H-1B Prevailing Wage

All employers wishing to sponsor H-1B visas for international employees have to comply with federal regulations regarding fair wages using the Department of Labor (DOL) prevailing wage and Labor Condition Application (LCA) systems.  These DOL regulations are designed to protect U.S. workers by requiring employers to attest that no U.S. workers are displaced by the hiring of international scholars and that there are no strikes or lockouts. The regulations also prevent exploitation of foreign workers by ensuring that their wages are not lower than other workers in similar positions at the same employer.

The first step in any H-1B application (the first H-1B or an extension) is to demonstrate that the H-1B employee is being paid the “actual wage” or “prevailing wage” whichever is higher. This procedure alone (there are several steps in the H-1B application process) can take over 30 days to complete. The actual wage is the amount being paid to scholars employed by Cedars-Sinai with similar experience and qualifications for that specific position in the particular department, laboratory, or center. The prevailing wage is the salary rate being paid in similar institutions in a particular metropolitan statistical area for the same occupation.

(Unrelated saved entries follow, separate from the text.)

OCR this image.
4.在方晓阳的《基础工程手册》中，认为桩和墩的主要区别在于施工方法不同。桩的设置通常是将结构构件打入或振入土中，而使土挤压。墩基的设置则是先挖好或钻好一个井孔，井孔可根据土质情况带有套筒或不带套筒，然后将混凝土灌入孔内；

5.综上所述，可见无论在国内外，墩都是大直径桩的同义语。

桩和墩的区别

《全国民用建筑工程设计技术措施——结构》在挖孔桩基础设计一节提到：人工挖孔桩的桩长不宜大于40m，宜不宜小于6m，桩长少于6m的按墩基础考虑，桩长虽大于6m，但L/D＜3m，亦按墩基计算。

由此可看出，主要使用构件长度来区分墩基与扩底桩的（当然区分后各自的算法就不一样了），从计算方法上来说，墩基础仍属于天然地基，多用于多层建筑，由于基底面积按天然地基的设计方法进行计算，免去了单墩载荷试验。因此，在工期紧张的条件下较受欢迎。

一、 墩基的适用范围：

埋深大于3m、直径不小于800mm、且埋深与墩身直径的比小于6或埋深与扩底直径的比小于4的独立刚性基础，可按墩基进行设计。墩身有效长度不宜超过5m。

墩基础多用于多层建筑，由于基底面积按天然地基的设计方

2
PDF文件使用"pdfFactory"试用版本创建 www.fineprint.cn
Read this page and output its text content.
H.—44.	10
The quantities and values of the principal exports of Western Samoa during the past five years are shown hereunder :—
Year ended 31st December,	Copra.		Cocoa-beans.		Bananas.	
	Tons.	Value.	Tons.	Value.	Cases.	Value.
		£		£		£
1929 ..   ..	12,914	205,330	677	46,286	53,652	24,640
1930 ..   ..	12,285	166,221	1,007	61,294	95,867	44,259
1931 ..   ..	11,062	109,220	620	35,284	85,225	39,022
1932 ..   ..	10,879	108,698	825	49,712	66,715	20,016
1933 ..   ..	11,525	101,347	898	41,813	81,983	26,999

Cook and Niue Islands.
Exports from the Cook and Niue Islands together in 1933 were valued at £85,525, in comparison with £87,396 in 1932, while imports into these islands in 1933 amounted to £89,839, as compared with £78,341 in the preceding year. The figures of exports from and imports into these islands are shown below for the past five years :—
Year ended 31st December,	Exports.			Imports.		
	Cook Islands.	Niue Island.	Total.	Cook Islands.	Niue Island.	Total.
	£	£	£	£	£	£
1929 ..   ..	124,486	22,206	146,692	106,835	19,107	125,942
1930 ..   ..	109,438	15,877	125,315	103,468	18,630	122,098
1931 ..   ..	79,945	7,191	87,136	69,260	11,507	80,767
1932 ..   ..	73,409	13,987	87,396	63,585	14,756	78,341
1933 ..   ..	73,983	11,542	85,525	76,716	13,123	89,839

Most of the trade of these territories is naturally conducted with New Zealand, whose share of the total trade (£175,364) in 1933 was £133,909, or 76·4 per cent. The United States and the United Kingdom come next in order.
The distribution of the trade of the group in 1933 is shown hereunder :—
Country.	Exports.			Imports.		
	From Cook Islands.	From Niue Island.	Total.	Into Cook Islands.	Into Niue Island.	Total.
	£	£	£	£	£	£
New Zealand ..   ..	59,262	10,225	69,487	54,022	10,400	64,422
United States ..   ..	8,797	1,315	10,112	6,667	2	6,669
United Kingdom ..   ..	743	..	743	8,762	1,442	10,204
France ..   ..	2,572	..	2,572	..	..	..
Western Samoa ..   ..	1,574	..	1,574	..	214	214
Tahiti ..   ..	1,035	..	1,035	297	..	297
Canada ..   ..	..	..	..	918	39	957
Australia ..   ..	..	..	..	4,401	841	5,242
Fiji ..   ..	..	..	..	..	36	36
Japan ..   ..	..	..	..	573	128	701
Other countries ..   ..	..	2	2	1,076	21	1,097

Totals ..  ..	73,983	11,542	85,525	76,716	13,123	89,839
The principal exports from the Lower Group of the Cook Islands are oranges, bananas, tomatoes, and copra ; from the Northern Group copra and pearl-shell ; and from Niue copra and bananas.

If the employee’s salary is below the prevailing wage (or actual wage whichever is higher) the employee/VISA office cannot continue with the H-1B application.

Finally it is important to note that prevailing wages can change significantly year-to-year, and new DOL data are released annually on July 1st.

Once the VISA office has determined that the H-1B worker will be paid at least the actual wage level or the prevailing wage level, whichever is higher, and that CSMC is therefore in compliance with DOL regulations, we can proceed with the H-1B petition.